The fetched amount was lower than the pre-auction target of Rs140 billion. The cut-off yield for three-year PIBs stood at 8.2000 percent at which the government borrowed Rs16.6 billion.
Through the five-year bonds, the government raised Rs187 billion at the cut-off yield of 8.4500 percent.
Meanwhile, an amount of Rs55 billion was fetched for 10 years PIBs at a yield of 8.9900 percent.
The government raised Rs12 and Rs10 billion through the sale of 15 and 20 years PIBs. The yields on these two tenors stood at 9.9800 percent and 10.5500 percent, respectively.
“Investors expect the interest rates to remain unchanged after the central bank deferred the monetary policy announcement till September. However, they (investors) anticipate inflation will see an upward trend in coming months,” an analyst said.

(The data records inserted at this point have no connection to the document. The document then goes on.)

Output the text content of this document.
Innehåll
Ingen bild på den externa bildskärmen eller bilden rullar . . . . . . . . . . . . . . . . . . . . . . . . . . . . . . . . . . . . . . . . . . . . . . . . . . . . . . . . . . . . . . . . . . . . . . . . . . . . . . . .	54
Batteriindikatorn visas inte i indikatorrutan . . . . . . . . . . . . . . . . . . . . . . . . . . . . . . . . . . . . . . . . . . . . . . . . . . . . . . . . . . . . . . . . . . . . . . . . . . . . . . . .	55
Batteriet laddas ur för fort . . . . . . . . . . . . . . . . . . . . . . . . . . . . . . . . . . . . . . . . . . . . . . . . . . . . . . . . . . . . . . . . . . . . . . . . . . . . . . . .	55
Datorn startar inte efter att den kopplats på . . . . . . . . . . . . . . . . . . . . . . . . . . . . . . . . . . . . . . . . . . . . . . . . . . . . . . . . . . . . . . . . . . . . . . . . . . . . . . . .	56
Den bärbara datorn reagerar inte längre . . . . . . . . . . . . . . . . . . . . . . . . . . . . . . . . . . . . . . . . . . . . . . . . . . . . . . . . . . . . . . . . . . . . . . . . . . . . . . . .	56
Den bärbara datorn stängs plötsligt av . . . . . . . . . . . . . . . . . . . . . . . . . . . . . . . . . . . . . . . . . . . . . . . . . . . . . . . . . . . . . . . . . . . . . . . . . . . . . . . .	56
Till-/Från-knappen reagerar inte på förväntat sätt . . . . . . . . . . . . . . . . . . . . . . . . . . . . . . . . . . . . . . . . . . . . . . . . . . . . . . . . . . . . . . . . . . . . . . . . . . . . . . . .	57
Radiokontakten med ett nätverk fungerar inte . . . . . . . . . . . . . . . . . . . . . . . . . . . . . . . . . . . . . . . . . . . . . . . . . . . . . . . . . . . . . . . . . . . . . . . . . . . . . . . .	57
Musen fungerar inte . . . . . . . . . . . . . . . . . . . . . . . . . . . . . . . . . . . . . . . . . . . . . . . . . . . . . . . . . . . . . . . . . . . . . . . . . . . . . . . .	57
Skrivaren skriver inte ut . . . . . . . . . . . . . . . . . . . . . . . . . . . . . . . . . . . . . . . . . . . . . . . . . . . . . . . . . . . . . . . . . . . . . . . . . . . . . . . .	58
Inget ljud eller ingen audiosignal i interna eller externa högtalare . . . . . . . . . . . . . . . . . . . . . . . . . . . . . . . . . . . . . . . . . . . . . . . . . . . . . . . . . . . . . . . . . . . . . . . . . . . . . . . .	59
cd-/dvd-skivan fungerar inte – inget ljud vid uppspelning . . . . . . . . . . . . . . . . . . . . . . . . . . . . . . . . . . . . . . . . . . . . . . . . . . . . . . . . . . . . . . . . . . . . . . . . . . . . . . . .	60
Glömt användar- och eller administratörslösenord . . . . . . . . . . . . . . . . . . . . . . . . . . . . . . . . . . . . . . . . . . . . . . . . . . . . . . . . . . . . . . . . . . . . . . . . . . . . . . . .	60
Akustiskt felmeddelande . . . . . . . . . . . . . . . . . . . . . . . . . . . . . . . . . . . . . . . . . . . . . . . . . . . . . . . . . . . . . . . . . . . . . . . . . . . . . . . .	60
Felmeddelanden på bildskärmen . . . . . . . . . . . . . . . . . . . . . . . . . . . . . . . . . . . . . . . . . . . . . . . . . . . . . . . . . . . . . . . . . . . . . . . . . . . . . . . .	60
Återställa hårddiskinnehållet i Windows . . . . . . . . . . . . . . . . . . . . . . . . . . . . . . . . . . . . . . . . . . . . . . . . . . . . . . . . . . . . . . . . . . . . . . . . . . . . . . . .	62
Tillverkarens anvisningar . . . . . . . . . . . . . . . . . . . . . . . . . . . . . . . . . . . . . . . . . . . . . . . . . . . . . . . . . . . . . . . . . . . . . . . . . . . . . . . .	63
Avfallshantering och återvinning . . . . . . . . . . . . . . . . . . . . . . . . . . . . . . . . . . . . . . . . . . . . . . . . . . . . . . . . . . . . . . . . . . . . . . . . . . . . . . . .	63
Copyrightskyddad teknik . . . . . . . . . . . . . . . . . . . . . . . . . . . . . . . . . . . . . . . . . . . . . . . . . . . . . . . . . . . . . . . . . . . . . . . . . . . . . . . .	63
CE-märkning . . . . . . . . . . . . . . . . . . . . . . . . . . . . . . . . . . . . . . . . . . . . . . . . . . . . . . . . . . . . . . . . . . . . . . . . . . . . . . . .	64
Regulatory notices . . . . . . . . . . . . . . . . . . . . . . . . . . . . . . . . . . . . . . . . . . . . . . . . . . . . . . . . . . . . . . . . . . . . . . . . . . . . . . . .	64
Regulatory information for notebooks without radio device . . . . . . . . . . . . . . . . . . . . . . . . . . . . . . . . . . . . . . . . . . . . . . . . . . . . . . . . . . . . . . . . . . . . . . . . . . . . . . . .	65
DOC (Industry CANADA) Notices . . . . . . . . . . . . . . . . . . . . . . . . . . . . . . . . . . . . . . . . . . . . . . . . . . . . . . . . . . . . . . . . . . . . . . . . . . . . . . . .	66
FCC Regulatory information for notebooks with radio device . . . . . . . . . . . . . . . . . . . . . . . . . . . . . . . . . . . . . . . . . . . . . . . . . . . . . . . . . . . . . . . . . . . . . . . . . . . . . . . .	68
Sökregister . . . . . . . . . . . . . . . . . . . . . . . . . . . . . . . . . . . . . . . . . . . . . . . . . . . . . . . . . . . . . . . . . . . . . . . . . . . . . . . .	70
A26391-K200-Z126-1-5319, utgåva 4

The consumer price index inflation increased to 9.3 percent in July, compared with 8.6 percent in the previous month and 8.4 percent in July 2019, mainly due to rise in food prices.
The State Bank of Pakistan will announce the next monetary policy in September. The SBP slashed a policy rate by 100 basis points to 7 percent in its last monetary policy meeting held on June 25.